Growing up, I was the child who thought the world could do no harm. I thought my skin pruning from being in the pool for too long was the worst thing that could happen. I had no reason to believe that life had unbearable obstacles that could affect me indirectly. I was nine years old when I learned of how my perspective on life was to change. I was leaving for a summer vacation, and while at the airport my mom told me that her doctor was putting her on a new kind of medicine, so when I got home not to get scared when I saw how she had to inject it. My fragile mind was confused and for the next four years I didn’t think anything of it when I saw her “taking the medicine”. Entering high school, I decided that I was not going to let Multiple Sclerosis stand in the way of my mom watching me through the most important years of my life. It was at that time I decided to start a project to get my community involved in battling this disease.
I was fully aware that the efforts I put into this project were not going to miraculously result in a cure for MS. All I wanted to do was get the name out there, make my peers aware that cancer isn’t the only disease that affects people; and along the way, raise some money to donate to the MS society to find the cure that would keep my mom out of a wheelchair. Now, four years later, I feel that sense of accomplishment when I see the “believe” key chain holding together the keys of the lady in front of me in the checkout line at the grocery store.

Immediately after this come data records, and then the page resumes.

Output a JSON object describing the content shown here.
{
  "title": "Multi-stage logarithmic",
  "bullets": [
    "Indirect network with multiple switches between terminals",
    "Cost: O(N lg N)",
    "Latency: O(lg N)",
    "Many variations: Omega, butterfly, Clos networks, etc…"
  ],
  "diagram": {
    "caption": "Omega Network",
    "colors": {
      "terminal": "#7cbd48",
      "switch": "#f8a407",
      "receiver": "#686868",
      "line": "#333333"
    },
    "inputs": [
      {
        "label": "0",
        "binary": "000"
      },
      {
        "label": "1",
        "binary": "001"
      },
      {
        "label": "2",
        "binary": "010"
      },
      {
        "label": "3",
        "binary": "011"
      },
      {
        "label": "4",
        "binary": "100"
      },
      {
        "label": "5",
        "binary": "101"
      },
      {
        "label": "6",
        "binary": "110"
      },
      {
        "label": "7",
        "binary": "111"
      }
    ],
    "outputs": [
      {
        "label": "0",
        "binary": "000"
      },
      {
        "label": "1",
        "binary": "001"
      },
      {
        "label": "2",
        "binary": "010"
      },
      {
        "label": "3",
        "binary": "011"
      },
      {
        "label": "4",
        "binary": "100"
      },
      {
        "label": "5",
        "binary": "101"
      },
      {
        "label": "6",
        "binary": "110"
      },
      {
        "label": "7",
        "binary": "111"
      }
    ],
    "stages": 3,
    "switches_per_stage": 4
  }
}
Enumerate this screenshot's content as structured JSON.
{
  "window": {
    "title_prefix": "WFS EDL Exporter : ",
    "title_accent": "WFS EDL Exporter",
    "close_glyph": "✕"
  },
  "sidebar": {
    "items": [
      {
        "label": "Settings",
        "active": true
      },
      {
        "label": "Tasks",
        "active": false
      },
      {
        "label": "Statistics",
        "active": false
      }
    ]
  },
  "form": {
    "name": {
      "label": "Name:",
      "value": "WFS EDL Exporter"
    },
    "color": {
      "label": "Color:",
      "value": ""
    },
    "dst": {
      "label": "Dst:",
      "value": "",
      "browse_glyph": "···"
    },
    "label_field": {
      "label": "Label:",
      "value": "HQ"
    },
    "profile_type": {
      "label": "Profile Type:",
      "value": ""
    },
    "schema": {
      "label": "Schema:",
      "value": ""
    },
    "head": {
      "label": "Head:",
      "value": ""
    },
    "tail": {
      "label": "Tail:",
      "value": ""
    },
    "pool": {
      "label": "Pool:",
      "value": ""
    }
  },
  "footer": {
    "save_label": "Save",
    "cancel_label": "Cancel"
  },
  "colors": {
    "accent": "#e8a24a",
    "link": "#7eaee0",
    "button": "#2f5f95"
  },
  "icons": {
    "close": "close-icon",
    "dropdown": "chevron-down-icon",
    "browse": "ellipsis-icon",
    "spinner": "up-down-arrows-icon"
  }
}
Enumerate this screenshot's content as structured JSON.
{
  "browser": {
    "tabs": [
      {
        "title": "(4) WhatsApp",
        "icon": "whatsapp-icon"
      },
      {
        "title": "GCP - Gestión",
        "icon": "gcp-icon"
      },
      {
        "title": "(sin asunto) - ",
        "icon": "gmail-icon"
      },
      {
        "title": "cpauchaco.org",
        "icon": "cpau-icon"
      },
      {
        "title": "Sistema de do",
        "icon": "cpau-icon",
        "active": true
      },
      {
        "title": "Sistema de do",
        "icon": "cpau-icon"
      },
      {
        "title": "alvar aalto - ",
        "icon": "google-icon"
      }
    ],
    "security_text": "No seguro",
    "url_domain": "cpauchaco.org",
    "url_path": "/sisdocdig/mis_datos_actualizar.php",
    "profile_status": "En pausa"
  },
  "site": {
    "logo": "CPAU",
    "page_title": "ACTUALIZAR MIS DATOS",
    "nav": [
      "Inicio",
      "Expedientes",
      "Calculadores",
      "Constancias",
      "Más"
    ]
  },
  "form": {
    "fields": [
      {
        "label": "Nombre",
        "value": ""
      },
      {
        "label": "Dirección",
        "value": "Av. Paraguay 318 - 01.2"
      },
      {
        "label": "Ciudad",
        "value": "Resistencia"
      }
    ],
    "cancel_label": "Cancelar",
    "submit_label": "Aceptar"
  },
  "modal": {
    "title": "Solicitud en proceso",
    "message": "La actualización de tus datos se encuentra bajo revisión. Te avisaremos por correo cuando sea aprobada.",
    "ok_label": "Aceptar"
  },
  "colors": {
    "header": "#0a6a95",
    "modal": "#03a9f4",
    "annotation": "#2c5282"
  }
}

I have never been a shy child. I’ve always been willing to do whatever it takes in a situation. This project has taught me perseverance can never be replaced. I have learned that the world is unaware of some of the things that are happening right before their eyes, whether it be the number of people killed each day, or the efforts that are available for them to help. There is no better feeling in the world then knowing you may have potentially saved a life, and over $3,000 later, I couldn’t ask for a better feeling of accomplishment.